Erection problems are common in adult men. In fact, almost all men experience occasional difficulty getting or maintaining an erection. In many cases, it is a temporary condition that will go away with little or no treatment. However, in other cases, it can be an ongoing problem that can damage a man’s self-esteem and harm his relationship with his partner. Many factors are involved in the problem, and now, a new study has found that men who regularly use strong pain killers are prone to have erectile dysfunction. Researchers affiliated with the Kaiser Permanante Center for Health Research at Oregon Health & Science University (Portland Oregon) published their findings on May 15 in the journal Spine.
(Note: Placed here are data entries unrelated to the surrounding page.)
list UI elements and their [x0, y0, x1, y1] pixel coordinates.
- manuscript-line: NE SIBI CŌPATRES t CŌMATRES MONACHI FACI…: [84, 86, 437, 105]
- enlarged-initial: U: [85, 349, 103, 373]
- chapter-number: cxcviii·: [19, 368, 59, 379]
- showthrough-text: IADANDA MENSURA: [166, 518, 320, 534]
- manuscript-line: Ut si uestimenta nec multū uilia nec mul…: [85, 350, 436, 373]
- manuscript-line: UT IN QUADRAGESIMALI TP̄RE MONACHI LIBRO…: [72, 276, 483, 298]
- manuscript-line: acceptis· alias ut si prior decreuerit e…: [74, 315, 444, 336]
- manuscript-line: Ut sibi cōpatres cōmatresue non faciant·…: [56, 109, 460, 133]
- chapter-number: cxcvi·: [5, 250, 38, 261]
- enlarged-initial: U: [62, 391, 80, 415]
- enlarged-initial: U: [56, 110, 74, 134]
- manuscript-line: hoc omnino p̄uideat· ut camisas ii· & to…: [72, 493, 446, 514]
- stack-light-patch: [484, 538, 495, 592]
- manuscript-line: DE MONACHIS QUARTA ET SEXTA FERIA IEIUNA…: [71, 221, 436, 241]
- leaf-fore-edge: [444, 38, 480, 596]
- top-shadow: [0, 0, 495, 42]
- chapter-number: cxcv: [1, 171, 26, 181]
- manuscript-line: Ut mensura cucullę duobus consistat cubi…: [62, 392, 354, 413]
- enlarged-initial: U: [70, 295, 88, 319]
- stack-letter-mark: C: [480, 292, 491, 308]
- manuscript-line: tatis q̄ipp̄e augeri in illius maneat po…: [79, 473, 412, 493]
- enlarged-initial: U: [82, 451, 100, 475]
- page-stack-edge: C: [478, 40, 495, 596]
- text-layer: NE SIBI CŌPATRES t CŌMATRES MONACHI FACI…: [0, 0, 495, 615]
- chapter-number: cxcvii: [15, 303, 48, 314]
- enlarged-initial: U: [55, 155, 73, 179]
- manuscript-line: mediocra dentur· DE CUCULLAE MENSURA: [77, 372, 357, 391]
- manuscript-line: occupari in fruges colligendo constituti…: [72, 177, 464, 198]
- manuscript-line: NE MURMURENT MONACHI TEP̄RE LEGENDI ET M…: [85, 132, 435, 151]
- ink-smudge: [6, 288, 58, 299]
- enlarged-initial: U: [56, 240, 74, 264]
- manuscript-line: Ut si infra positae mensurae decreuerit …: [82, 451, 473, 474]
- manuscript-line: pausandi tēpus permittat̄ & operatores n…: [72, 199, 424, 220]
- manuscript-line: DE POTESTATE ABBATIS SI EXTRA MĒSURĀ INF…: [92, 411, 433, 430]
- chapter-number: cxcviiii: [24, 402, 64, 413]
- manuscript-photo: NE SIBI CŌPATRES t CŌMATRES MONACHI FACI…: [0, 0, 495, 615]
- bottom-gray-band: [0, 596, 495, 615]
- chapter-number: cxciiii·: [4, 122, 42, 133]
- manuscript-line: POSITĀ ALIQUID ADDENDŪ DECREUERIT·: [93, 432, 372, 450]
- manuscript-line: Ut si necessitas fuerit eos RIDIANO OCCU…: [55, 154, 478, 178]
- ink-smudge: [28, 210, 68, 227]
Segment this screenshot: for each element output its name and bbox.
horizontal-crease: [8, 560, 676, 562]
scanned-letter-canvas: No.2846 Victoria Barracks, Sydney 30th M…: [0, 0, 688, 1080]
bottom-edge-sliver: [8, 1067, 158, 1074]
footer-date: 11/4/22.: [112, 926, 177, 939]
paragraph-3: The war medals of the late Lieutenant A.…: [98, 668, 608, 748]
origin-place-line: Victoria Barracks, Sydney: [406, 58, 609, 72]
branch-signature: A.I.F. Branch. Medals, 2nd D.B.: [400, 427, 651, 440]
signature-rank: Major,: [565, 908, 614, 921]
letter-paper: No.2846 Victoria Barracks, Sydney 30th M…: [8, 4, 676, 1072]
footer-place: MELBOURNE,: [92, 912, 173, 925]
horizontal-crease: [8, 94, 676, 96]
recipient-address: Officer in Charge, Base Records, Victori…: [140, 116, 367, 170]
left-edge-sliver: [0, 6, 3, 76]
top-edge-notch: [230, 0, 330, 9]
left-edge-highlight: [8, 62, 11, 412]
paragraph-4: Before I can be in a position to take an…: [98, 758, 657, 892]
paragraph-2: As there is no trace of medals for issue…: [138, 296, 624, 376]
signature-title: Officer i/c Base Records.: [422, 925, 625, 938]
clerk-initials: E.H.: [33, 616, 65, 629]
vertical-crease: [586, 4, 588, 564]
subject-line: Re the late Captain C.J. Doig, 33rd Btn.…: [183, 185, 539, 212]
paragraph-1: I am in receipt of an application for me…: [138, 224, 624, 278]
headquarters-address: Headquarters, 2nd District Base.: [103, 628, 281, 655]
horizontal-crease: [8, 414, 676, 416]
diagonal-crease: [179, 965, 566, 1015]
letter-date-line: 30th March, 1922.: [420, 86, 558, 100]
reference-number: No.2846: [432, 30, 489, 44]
The study authors noted that men with chronic pain may experience erectile dysfunction related to depression, smoking, age, or opioid-related hypogonadism (narcotic-related decrease in testicular function). They explained that the prevalence of this problem in back pain populations and the relative importance of several risk factors are unknown. Therefore, they designed a study that examined associations between use of medication for erectile dysfunction or testosterone replacement and use of opioid (narcotic) therapy, patient age, depression, and smoking status.
The researchers examined electronic pharmacy and medical records for males with back pain in a large health maintenance organization (HMO) during 2004. Relevant prescriptions were considered for 6 months before and after the index visit. The investigators found 11,327 males with a diagnosis of back pain. Males who received medications for erectile dysfunction or testosterone replacement (909 men) were significantly older than those who did not and had greater comorbidity (other health problems), depression, smoking, and use of sedative-hypnotics (i.e., tranquilizers, antidepressants, and sleeping pills). The long-term use of opioids was associated with greater use of medications for erectile dysfunction or testosterone replacement compared with no opioid use (1.45-fold increased risk. Age, comorbidity, depression, and use of sedative-hypnotics were also independently associated with the use of medications for erectile dysfunction or testosterone replacement. Patients prescribed daily opioid doses of 120 mg of morphine-equivalents or more had greater use of medication for erectile dysfunction or testosterone replacement than patients without opioid use (1.58-fold increased risk), even with adjustment for the duration of opioid therapy.
The researchers concluded that dose and duration of opioid use, as well as age, comorbidity, depression, and use of sedative-hypnotics, were associated with evidence of erectile dysfunction. They noted that their findings may be important in the process of decision making for the long-term use of opioids. They explained that patients need to be aware that, although these medications may be effective for short-term pain relief, they may not be effective in the long-term for treating chronic pain. Instead of relying on medications, the researchers believe that doctors should encourage alternative treatments for pain relief because there is growing evidence that some of the more effective treatments for persistent pain are rigorously designed exercise programs along with cognitive behavioral therapy.